|
Imagine this: You're trying to book a table at a sushi restaurant in Tokyo over the phone, but you don’t speak Japanese. With this hypothetical software, you could make the call in English, and the software would translate and synthesize your voice into Japanese in real-time. So, you would speak in English, and the restaurant would hear everything in Japanese. This idea came to me during my travels in Japan and China, where English is not commonly spoken in many places. It's incredibly challenging to navigate without knowing the language. We often had to rely on our hotel's front desk to assist us with reservations and contacting support services. I can envision other applications for this technology, such as in call centers, for international business calls, meetings, etc. What do you guys think? Thanks in advance! |
The problem would be in a conversation between two persons. Nowadays automated text translations are not reliable, can introduce even opposite meanings and they are not aware of nuances; it needs active supervision at this moment (and the following years).

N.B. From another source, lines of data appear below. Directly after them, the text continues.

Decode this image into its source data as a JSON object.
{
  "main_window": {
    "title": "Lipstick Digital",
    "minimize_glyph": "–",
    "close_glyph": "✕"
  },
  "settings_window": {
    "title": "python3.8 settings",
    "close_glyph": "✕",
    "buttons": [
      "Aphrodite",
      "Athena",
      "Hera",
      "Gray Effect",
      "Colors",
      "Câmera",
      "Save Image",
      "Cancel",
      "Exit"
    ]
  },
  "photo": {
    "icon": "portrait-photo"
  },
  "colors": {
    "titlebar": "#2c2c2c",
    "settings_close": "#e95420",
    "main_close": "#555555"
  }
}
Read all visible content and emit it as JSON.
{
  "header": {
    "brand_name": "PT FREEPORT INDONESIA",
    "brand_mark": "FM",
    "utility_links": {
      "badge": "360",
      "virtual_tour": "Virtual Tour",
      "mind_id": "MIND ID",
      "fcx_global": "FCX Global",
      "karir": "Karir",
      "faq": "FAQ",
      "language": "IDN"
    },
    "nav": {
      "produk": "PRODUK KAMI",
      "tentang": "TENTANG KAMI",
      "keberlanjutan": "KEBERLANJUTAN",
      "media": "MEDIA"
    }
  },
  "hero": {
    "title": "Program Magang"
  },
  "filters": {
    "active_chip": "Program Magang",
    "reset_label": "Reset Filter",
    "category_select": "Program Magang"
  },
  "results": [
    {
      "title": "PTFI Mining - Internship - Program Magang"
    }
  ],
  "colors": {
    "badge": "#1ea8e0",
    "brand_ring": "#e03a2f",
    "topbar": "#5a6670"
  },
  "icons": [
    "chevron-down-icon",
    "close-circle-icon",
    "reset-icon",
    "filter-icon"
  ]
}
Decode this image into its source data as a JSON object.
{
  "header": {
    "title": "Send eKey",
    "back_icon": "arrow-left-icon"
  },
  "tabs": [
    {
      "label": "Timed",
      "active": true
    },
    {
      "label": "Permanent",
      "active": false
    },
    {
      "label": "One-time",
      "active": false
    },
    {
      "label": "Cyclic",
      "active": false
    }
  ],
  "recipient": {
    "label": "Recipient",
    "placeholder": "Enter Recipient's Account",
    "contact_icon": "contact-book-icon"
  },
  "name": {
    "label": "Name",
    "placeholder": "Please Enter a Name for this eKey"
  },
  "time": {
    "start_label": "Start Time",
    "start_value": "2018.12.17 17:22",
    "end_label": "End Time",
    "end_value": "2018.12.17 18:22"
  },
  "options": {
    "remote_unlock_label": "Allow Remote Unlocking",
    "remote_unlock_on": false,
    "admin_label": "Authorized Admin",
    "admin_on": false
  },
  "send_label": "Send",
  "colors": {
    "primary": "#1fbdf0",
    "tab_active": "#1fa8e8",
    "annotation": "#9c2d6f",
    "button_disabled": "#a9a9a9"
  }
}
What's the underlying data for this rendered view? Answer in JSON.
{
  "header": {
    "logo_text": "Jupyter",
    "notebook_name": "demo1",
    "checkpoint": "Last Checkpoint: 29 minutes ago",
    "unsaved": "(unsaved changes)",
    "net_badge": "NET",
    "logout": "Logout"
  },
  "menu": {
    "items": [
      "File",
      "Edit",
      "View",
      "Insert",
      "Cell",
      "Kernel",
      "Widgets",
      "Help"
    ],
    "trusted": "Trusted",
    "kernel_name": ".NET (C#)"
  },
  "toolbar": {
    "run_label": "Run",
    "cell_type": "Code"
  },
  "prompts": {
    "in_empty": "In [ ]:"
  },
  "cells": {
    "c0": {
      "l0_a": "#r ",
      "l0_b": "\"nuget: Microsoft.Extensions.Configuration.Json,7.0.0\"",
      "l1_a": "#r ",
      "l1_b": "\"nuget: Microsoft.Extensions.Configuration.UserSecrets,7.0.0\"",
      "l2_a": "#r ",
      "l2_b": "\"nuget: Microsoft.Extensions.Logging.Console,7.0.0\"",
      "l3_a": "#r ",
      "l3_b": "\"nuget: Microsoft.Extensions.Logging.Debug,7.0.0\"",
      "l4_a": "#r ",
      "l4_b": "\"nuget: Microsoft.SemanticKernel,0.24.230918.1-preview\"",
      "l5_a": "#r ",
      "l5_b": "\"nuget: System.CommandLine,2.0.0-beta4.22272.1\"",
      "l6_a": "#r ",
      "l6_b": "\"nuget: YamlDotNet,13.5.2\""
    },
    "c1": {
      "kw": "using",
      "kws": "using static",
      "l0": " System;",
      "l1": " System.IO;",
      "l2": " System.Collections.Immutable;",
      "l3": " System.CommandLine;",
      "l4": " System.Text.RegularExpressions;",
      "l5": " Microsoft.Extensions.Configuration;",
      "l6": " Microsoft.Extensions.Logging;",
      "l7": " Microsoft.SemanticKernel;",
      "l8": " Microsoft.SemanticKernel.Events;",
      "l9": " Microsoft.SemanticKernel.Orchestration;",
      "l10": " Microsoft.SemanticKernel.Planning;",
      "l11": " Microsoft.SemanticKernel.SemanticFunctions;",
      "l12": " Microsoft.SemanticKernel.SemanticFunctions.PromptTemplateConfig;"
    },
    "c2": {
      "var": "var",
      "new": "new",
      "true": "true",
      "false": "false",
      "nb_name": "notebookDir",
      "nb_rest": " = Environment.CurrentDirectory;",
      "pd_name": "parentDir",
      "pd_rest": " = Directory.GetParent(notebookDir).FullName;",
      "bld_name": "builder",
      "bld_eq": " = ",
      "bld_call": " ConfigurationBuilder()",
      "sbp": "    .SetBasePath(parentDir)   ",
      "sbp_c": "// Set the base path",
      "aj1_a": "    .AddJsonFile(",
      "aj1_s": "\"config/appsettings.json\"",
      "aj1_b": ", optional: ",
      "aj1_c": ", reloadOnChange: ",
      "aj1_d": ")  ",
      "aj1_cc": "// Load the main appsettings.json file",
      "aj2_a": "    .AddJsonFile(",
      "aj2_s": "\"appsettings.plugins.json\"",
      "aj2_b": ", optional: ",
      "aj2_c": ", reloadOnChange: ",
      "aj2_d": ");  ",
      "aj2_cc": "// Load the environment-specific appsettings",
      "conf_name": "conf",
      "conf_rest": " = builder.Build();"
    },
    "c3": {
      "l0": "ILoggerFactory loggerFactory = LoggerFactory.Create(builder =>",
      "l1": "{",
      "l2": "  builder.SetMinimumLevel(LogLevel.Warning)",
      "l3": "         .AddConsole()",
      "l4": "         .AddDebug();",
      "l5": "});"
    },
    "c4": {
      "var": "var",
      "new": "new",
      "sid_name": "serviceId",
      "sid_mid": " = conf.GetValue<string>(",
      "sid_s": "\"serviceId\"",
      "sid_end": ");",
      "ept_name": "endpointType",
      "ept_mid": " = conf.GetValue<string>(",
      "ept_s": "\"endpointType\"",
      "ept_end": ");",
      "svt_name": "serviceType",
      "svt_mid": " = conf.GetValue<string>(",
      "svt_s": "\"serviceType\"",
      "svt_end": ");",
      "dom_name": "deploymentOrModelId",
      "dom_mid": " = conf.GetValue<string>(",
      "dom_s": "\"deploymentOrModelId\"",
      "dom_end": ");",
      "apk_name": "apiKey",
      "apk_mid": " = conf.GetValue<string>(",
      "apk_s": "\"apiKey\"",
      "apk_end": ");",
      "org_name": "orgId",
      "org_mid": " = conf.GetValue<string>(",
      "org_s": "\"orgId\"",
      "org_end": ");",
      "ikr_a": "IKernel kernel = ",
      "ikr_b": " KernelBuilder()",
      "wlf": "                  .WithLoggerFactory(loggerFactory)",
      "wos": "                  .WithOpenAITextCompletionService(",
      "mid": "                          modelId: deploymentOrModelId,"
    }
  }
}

With voice, a time-delay is needed for to acquire sentence context if the sources and target languages share structures, or a mandatory time-delay when the language structures are different, and also a general time-delay would be recommended for to avoid the interlocutors to listen two voices at same time. I'm not sure the real-time can be done like the ones we see in Star Trek (with voice to voice at least).
Important note: I would not recommend to popularize the synthesis of our personal voices. Variations from some reference models would be much better.